LUBBOCK, Texas — On Tuesday, the U.S. Air Force began field work to investigate chemicals found in water near the former Reese Air Force Base.

From 1970 until the base closure in 1997, Reese and many other Air Force bases trained their firefighters to extinguish air craft fires using firefighting foam containing PFAS, or Polyfluoroalkyl compounds.

Paul Caroll, Air Force Program Manager for the Former Reese Air Base said they became aware of the harmful effects of PFAS in 2017. Since then, they have began investigating.

The Air Force Civil Engineer Center began their investigative field work in June, and for the next five weeks, they will be installing 25 monitoring wells in a 12 mile downgradient.

“This is to gather information to determine the nature and extent of contamination in the Ogallala aquifer here,” Caroll said.

Caroll said residents in the area won’t be affected.

“These wells are monitoring wells only. They’ll be flush mounds so they’ll hardly be invisible in the neighborhoods once the drilling rig is gone and the drilling is completed,” Caroll said. “There will be crews around the rig every once and a while, sampling the wells.”

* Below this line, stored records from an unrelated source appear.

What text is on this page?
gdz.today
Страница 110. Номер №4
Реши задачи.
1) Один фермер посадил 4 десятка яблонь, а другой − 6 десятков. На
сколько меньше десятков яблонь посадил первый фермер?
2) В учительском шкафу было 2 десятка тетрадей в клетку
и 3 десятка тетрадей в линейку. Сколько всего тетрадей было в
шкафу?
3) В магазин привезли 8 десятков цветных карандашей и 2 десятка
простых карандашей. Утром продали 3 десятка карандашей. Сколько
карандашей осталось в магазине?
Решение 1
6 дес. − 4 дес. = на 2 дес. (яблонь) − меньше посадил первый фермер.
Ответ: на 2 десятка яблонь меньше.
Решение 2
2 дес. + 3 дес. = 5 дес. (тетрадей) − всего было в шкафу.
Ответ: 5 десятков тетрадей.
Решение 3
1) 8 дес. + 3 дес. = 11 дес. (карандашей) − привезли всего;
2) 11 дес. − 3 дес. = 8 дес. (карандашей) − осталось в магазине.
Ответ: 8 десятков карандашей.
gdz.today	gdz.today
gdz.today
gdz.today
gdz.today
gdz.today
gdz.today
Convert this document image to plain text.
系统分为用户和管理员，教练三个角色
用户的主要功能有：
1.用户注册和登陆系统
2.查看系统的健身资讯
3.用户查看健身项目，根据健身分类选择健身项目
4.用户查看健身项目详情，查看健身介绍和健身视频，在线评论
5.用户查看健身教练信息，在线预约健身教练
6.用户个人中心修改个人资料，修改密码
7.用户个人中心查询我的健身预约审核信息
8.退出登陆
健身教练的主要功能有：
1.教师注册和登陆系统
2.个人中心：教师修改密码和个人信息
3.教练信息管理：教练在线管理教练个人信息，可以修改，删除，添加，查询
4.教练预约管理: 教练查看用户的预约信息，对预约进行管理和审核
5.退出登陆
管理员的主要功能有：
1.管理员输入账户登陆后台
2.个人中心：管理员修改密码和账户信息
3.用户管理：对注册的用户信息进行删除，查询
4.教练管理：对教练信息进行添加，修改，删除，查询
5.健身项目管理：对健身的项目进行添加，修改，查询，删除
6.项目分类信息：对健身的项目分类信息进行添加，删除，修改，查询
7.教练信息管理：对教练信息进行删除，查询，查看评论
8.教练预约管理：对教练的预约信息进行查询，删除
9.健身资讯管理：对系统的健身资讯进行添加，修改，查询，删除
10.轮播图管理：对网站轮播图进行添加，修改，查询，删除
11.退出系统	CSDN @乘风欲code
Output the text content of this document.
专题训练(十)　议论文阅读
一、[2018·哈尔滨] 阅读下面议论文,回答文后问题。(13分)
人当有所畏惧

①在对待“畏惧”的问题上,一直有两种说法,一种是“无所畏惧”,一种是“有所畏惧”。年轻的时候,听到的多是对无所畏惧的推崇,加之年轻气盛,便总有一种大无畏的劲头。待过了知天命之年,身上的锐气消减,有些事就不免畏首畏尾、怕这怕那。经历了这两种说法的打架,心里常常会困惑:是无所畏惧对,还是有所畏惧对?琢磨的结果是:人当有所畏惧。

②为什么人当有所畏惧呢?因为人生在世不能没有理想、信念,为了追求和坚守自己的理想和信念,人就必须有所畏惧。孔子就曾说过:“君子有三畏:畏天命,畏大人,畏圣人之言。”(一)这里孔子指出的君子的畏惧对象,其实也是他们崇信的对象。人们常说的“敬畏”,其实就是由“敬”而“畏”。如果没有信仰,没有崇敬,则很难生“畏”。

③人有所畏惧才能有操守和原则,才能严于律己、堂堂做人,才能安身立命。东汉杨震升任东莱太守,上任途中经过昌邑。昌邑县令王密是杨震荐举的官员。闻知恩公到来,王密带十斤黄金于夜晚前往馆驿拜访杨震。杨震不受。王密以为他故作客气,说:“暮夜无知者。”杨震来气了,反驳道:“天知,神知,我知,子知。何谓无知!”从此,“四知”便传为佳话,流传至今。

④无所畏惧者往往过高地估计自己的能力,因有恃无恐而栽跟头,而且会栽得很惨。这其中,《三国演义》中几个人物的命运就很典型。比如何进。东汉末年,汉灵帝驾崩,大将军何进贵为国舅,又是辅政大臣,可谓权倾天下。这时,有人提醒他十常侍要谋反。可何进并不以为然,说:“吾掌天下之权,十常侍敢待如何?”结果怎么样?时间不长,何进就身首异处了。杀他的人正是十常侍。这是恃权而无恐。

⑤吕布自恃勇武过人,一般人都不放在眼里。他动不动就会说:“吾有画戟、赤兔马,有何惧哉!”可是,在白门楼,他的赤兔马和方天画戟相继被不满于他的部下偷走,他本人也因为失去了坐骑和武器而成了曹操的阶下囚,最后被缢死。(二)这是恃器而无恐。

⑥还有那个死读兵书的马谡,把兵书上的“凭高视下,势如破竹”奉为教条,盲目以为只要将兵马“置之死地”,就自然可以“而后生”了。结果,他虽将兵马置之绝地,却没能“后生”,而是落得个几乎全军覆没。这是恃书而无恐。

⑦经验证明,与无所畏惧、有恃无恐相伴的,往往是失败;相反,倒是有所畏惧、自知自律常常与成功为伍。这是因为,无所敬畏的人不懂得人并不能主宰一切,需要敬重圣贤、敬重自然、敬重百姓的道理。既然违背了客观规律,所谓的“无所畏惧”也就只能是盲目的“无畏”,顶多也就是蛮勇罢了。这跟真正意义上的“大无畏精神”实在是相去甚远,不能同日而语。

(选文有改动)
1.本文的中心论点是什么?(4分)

The CDC reports according to several studies, the contaminant has been linked to an increase risk in cancer and higher cholesterol levels.

Residents near the area like Lacey Raschke said the Air Force has been doing a great job of keeping them informed.

“Now, of course some of what they’ve done with the filtration has still caused it to be yucky like when it sets, but I think they’re still working on that issue… but they’ve been really good about listening and discussing it with us,” Raschke said.

She said residents have been given water bottles.

“Actually over a year and then they put in the well with the filtration system,” Raschke said.

Caroll said their findings will go to the Texas Commission on Environmental Equality, and will help to devise a plan to address PFAS contamination.

“We’re expediting these investigations so that we can initiate the requirements for remediation,” Caroll said.